The Christiane Chronicles: Can we please use our inside voices at restaurants?

Plus: Puffed wheat berries are what’s poppin’
Christiane Chronicles

Illustration by Zohar lazar

Hush Hush
Quiet dining rooms are pretty much out of vogue. For years now, architects have been building more and more industrial-style restaurants with hard surfaces that, when mixed with human voices, become cacophonous sound chambers. How many times have you crossed the threshold of a restaurant only to be assaulted by a racket resembling that of a colony of monkeys at the zoo? Design, though, is only partly to blame. Restaurants are not inherently loud. People are loud. Especially Americans, who tend to squawk as if everyone around them is hard of hearing. I could pack 85 Frenchies into Kevin Gillespie’s Gunshow, an almost cafeteria-like steel-tabled dining room with the acoustics of a prison ward, and their conspiratorial tones would keep the noise to a dull murmur. I don’t expect you to learn sign language, but if everyone simply used his or her indoor voice, there would be no need for restaurant owners to blow their budgets padding the ceilings. (And my own dining experience would feel much more civilized.)

Christiane Chronicles
Puffed wheat berries from Five and Ten

Photograph by Darnell Wilburn

Get it Poppin’
Chefs around town are popping grains and seeds at high temperatures with spectacular results.

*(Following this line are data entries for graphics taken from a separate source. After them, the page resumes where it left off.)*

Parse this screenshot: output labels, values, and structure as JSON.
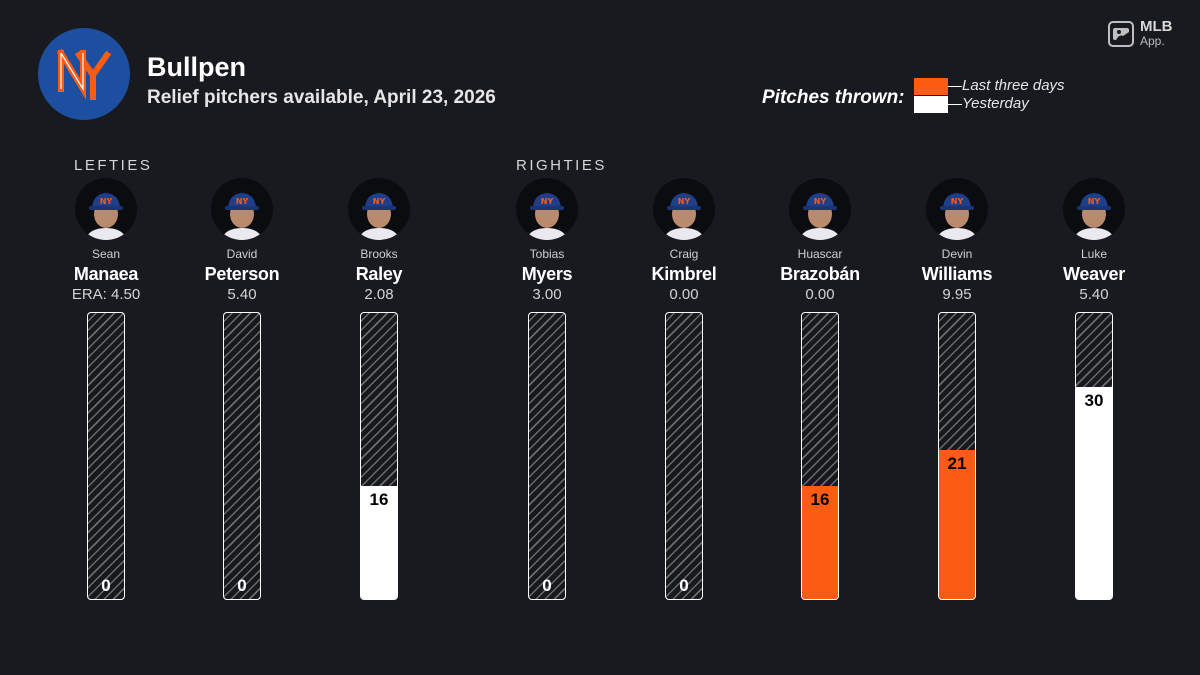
{
  "header": {
    "title": "Bullpen",
    "subtitle": "Relief pitchers available, April 23, 2026",
    "team_logo_letters": "NY",
    "team_logo_color": "#1d4fa0",
    "accent_color": "#fc5b14"
  },
  "brand": {
    "name": "MLB",
    "sub": "App."
  },
  "legend": {
    "title": "Pitches thrown:",
    "items": [
      {
        "label": "Last three days",
        "color": "#fc5b14"
      },
      {
        "label": "Yesterday",
        "color": "#ffffff"
      }
    ]
  },
  "groups": {
    "lefties": "LEFTIES",
    "righties": "RIGHTIES"
  },
  "scale_max_pitches": 40,
  "pitchers": [
    {
      "first": "Sean",
      "last": "Manaea",
      "era": "ERA: 4.50",
      "pitches": 0,
      "label": "0",
      "period": "none"
    },
    {
      "first": "David",
      "last": "Peterson",
      "era": "5.40",
      "pitches": 0,
      "label": "0",
      "period": "none"
    },
    {
      "first": "Brooks",
      "last": "Raley",
      "era": "2.08",
      "pitches": 16,
      "label": "16",
      "period": "yesterday"
    },
    {
      "first": "Tobias",
      "last": "Myers",
      "era": "3.00",
      "pitches": 0,
      "label": "0",
      "period": "none"
    },
    {
      "first": "Craig",
      "last": "Kimbrel",
      "era": "0.00",
      "pitches": 0,
      "label": "0",
      "period": "none"
    },
    {
      "first": "Huascar",
      "last": "Brazobán",
      "era": "0.00",
      "pitches": 16,
      "label": "16",
      "period": "last_three_days"
    },
    {
      "first": "Devin",
      "last": "Williams",
      "era": "9.95",
      "pitches": 21,
      "label": "21",
      "period": "last_three_days"
    },
    {
      "first": "Luke",
      "last": "Weaver",
      "era": "5.40",
      "pitches": 30,
      "label": "30",
      "period": "yesterday"
    }
  ]
}
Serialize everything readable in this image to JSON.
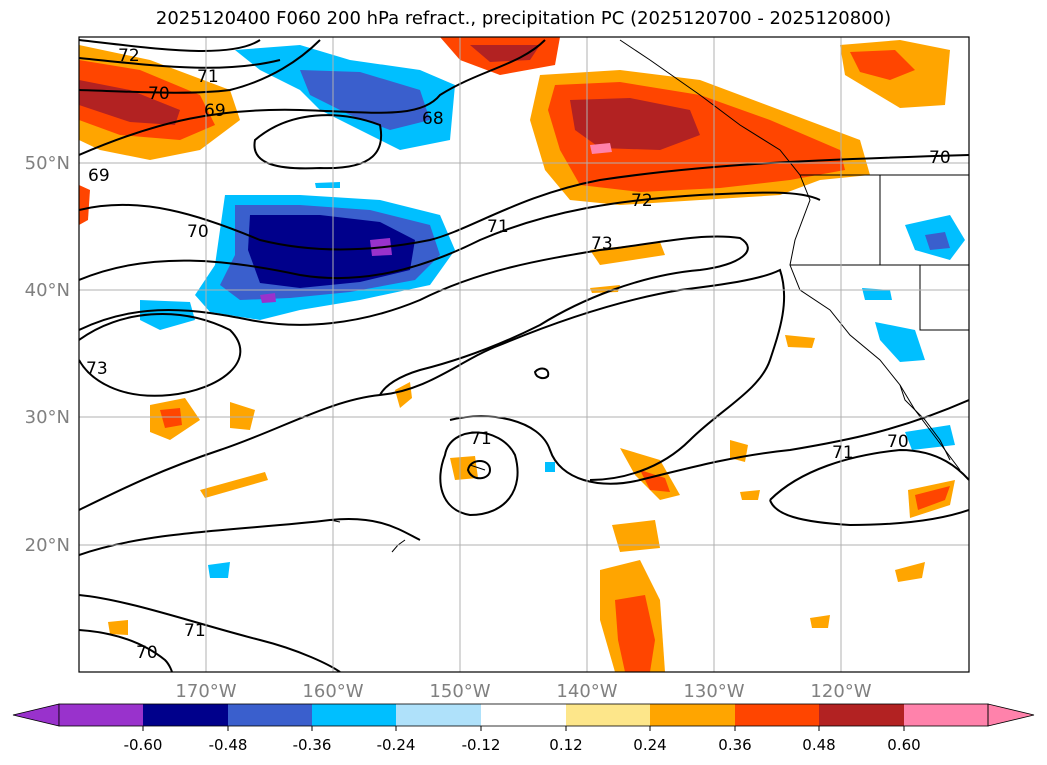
{
  "title": "2025120400 F060 200 hPa refract., precipitation PC (2025120700 - 2025120800)",
  "map": {
    "lat_labels": [
      "50°N",
      "40°N",
      "30°N",
      "20°N"
    ],
    "lon_labels": [
      "170°W",
      "160°W",
      "150°W",
      "140°W",
      "130°W",
      "120°W"
    ],
    "contour_labels": [
      "72",
      "71",
      "70",
      "69",
      "68",
      "69",
      "70",
      "71",
      "72",
      "73",
      "73",
      "71",
      "71",
      "70",
      "71",
      "70",
      "70"
    ],
    "colorbar": {
      "ticks": [
        "-0.60",
        "-0.48",
        "-0.36",
        "-0.24",
        "-0.12",
        "0.12",
        "0.24",
        "0.36",
        "0.48",
        "0.60"
      ],
      "colors": [
        "#9932cc",
        "#00008b",
        "#3a5fcd",
        "#00bfff",
        "#afe1fa",
        "#ffffff",
        "#fde68a",
        "#ffa500",
        "#ff4500",
        "#b22222",
        "#ff82ab",
        "#ff82ab"
      ]
    }
  }
}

Richard Neal, the chef de cuisine at Five and Ten in Athens, scatters puffed wheat berries onto grilled escarole. Mixed with lonzino (dry-cured pork loin) and fennel, it brings another level of texture—crunch!—to the dish.

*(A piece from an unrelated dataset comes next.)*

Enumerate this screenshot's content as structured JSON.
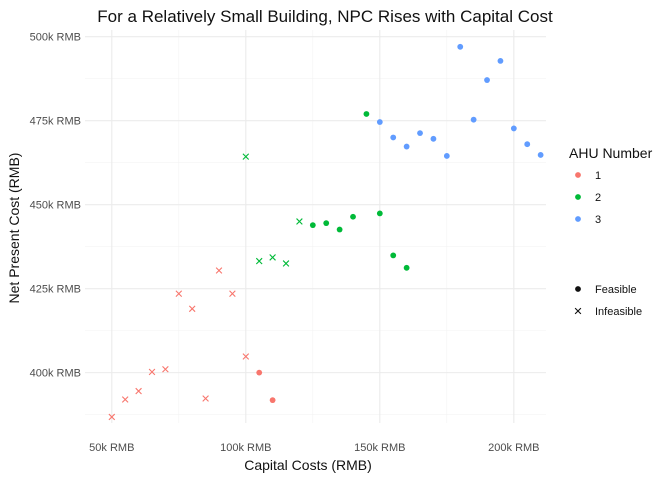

David Sweeney, who now cooks at the Tiger Mountain Winery in the North Georgia mountains, first came across amaranth in Germany. “I loved the flavor, the texture, and the fact that it had so much plant-based protein,” he says. Now he pops amaranth in a heavy-lidded saucepan and uses it as a salad topping.

Meanwhile, the always-experimental Ryan Smith of Staplehouse pops Anson Mills blue barley, coats it in malted milk powder, and uses it to finish desserts like his rhubarb and pumpernickel cake. He’s even fermenting the grain using koji, a sweet, fragrant mold, for a peach and walnut dessert.

I could go on, but I think you get the puffed point.